Throughout the 1930s and 1940s, Duncan travelled the country giving seances. During the war, women sought reassurance about their men. During a sitting in Portsmouth in 1944, Duncan was apparently in contact with a dead sailor, who greeted his mother. His mother had not, however, known he was dead because the Admiralty had concealed the news of the sinking of his warship, HMS Barham, for security reasons.

Duncan was arrested and accused of vagrancy, later changed to conspiracy, a hanging offence in wartime. But in court the charge was "contravening the Witchcraft Act of 1735", because she admitted "attempting to bring about the appearances of the spirits of deceased persons".

Duncan took an admission fee, so she was also charged with taking money under false pretences. She was found guilty under the Witchcraft Act but innocent of all other charges. The right to appeal to the House of Lords was withheld.

"We want to clear her name," said Michael Colmer, campaign co-ordinator and editor of Psychic World magazine. "There are signs that the trial of Helen Duncan was a cover-up."
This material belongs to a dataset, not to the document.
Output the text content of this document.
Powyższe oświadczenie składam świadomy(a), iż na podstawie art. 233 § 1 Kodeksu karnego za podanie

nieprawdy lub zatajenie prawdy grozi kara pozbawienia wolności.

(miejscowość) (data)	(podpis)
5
Her supporters say the jury was misinformed when it was told Duncan had been convicted of fraud in Edinburgh in 1933.

Work has begun on a film of her story, which has a working title of The Witchcraft Conspiracy.

Duncan later resumed her work as a medium, but was never as successful and died in 1956 at home in Dundee. Her grandson, Jack, who lives in the US, has pledged support.

Mr Colmer said: "We now need the pro bono services of a barrister familiar with applications to the CCRC."

The Witchcraft Act was repealed in 1951.